The effects were much smaller in the wealthiest areas, though there was still a decline of ten weeks for females and 11 weeks for males.

The study states: “This paper suggests that fewer people would have died, life expectancy would have been substantially higher and health inequalities narrower, had the tax and benefit ‘reforms’ introduced since 2010/2011 (and planned until 2021/2022) not been implemented.”

READ MORE: Child poverty levels rising in nearly every Scottish local authority, according to new data 

Experts say the impact of austerity measures on mortality rates could be higher as the study did not take into account other factors including local authority cuts and reductions in social care as well as the pandemic.

In 2010, the UK government argued that changes to taxes to ‘make work pay’ would, by increasing employment rates and incomes from earnings directly and indirectly be beneficial for health.

However this new study found that any improvements in employability would not be enough to mitigate the adverse effects of benefit cuts on life expectancy.

Increases to the personal tax-free working allowance only ‘partially’ compensated for welfare changes, it found.

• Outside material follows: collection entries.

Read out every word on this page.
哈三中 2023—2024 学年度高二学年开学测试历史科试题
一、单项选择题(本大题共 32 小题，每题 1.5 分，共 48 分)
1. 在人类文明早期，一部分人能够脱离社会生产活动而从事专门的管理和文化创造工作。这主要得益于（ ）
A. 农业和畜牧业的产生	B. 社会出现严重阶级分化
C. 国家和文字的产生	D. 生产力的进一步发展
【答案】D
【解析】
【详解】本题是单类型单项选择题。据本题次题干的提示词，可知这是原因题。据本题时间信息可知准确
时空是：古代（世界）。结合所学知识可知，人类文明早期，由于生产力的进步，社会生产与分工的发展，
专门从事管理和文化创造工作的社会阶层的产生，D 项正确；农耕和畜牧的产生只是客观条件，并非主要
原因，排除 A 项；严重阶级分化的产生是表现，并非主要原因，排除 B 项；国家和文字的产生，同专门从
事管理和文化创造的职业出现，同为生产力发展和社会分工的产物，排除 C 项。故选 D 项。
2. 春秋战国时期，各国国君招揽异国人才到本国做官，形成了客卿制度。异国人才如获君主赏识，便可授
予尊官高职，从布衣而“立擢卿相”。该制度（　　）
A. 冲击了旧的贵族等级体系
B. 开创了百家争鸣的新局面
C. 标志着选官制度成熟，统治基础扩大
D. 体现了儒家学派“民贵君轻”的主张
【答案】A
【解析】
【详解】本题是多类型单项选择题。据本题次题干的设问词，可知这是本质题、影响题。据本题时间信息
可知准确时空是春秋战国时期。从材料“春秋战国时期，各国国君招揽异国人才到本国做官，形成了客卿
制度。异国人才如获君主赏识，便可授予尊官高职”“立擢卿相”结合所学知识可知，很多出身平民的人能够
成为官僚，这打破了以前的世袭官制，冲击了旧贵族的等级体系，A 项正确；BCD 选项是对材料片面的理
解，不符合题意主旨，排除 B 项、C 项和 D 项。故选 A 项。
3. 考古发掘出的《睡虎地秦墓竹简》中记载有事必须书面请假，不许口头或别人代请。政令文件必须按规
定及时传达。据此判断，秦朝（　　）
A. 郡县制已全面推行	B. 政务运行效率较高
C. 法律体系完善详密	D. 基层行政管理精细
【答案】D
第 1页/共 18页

David Walsh, a researcher at Glasgow Centre for Population Health, said:  “The scale of cuts to social security in the UK has been absolutely staggering - totalling nearly £50 billion since the start of austerity in 2010, and represents for many the removal of a social ‘safety net’. 

“The result - increasing death rates among the poorest - is nothing less than shameful”.

READ MORE: Number of Scots living in extreme poverty will double due to Covid and Brexit 

Ian Blackford, SNP MP for Ross, Skye and Lochaber, said: "The SNP’s ultimate aim for Scotland is, of course, to secure full control of tax and social security policy for the Scottish Parliament.

“In the meantime, irrespective of any significant future constitutional changes we are seeking an end to austerity and increased investment in public services, including personal taxation and VAT measures."

He cited the new Scottish child payment which will give families an extra £10 a week.

A UK government spokeswoman said: “The UK government has taken significant steps to support the lowest paid families, including raising the living wage, ending the benefit freeze and increasing work incentives. 

“We remain committed to supporting the most vulnerable in society, which is why we currently spend over £95bn a year on the benefits system.

“We are also investing billions in those looking for work, including our £2bn Kickstart scheme for young people.

“Meanwhile, Scotland has significant welfare powers and can top-up existing benefits, pay discretionary payments and create entirely new benefits altogether.”